La liste des défis étant très longues, la question qui s’oppose en ce moment est de savoir comment les relever car la résignation ou l’immobilisme ne sont pas une option viable pour nous et nos sœurs restées au pays ? Il est hors de tout doute que pour atteindre l’égalité entre les femmes et les hommes, la problématique de la promotion de la femme et l’autonomisation de la femme reste un défi majeur auquel il faut des solutions rapides et appropriées. Pour atteindre l’épanouissement durable de la femme, il faut investir massivement dans l’éducation des filles, futures femmes, encourager les micros finances pour financer les projets à impact rapide des femmes rurales en association. Il faut aussi s’assurer qu’une bonne proportion des femmes participent dans la prise des décisions politiques et budgétaires les concernant.
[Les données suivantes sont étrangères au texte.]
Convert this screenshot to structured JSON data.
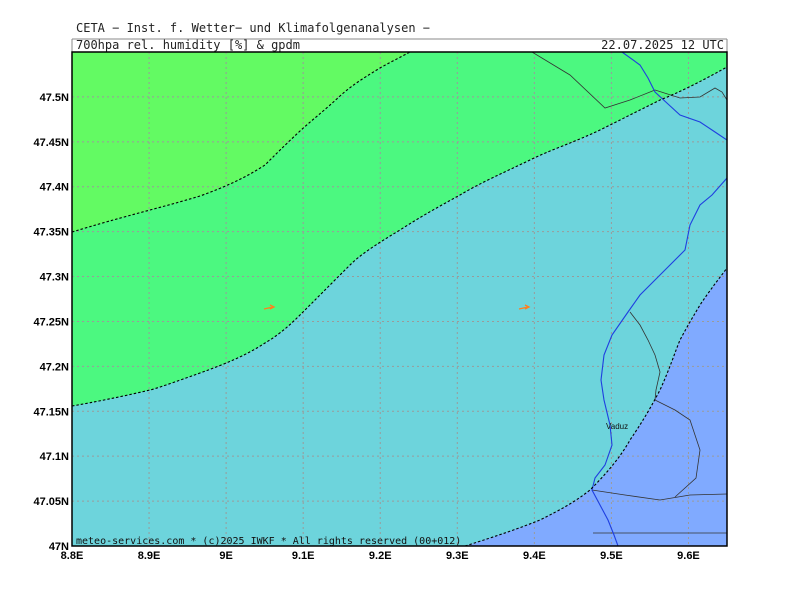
{
  "header": {
    "institute": "CETA − Inst. f. Wetter− und Klimafolgenanalysen −",
    "parameter": "700hpa_rel._humidity_[%]_&_gpdm",
    "datetime": "22.07.2025 12 UTC"
  },
  "footer": {
    "copyright": "meteo-services.com * (c)2025 IWKF * All rights reserved (00+012)"
  },
  "places": {
    "vaduz": "Vaduz"
  },
  "extent": {
    "lon": [
      8.8,
      9.65
    ],
    "lat": [
      47.0,
      47.55
    ]
  },
  "lon_ticks": [
    {
      "value": 8.8,
      "label": "8.8E"
    },
    {
      "value": 8.9,
      "label": "8.9E"
    },
    {
      "value": 9.0,
      "label": "9E"
    },
    {
      "value": 9.1,
      "label": "9.1E"
    },
    {
      "value": 9.2,
      "label": "9.2E"
    },
    {
      "value": 9.3,
      "label": "9.3E"
    },
    {
      "value": 9.4,
      "label": "9.4E"
    },
    {
      "value": 9.5,
      "label": "9.5E"
    },
    {
      "value": 9.6,
      "label": "9.6E"
    }
  ],
  "lat_ticks": [
    {
      "value": 47.0,
      "label": "47N"
    },
    {
      "value": 47.05,
      "label": "47.05N"
    },
    {
      "value": 47.1,
      "label": "47.1N"
    },
    {
      "value": 47.15,
      "label": "47.15N"
    },
    {
      "value": 47.2,
      "label": "47.2N"
    },
    {
      "value": 47.25,
      "label": "47.25N"
    },
    {
      "value": 47.3,
      "label": "47.3N"
    },
    {
      "value": 47.35,
      "label": "47.35N"
    },
    {
      "value": 47.4,
      "label": "47.4N"
    },
    {
      "value": 47.45,
      "label": "47.45N"
    },
    {
      "value": 47.5,
      "label": "47.5N"
    }
  ],
  "colors": {
    "light_green": "#63fa63",
    "green": "#4cf880",
    "cyan": "#6dd4dc",
    "blue": "#80aaff",
    "river": "#1f3fe0",
    "border": "#333333",
    "wind_arrow": "#ff7f1e"
  }
}
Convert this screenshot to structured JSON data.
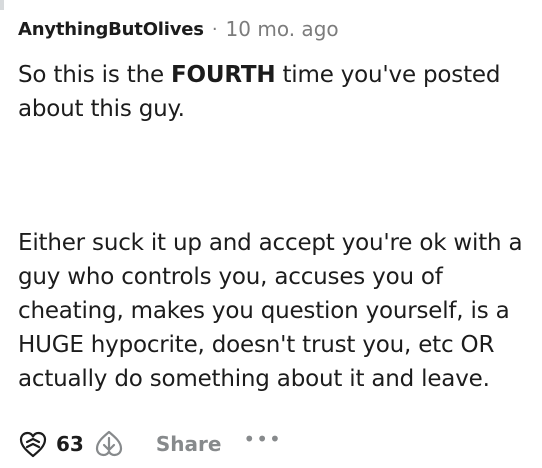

Mesdames, Messieurs, chers invités, chers amis,

Pour conclure, il me plaît de vous rappeler que cette journée constitue pour nous une excellente occasion pour nous les femmes Burundaises de prendre conscience des défis auxquels nous faisons face, ainsi que les opportunités qui nous sont offertes. Certes, nous sommes ici en Europe (Belgique) mais nous pouvons travailler en synergie avec nos sœurs qui sont au pays. Femmes rurales et femmes urbaines, travaillons ensemble pour transformer la vie de la femme car elle est et restera le moteur de l’économie de notre beau pays le Burundi. La distance artificielle qui nous sépare de nos sœurs en milieu rural dans notre pays ne pourrait en aucun cas justifier l’immobilisme.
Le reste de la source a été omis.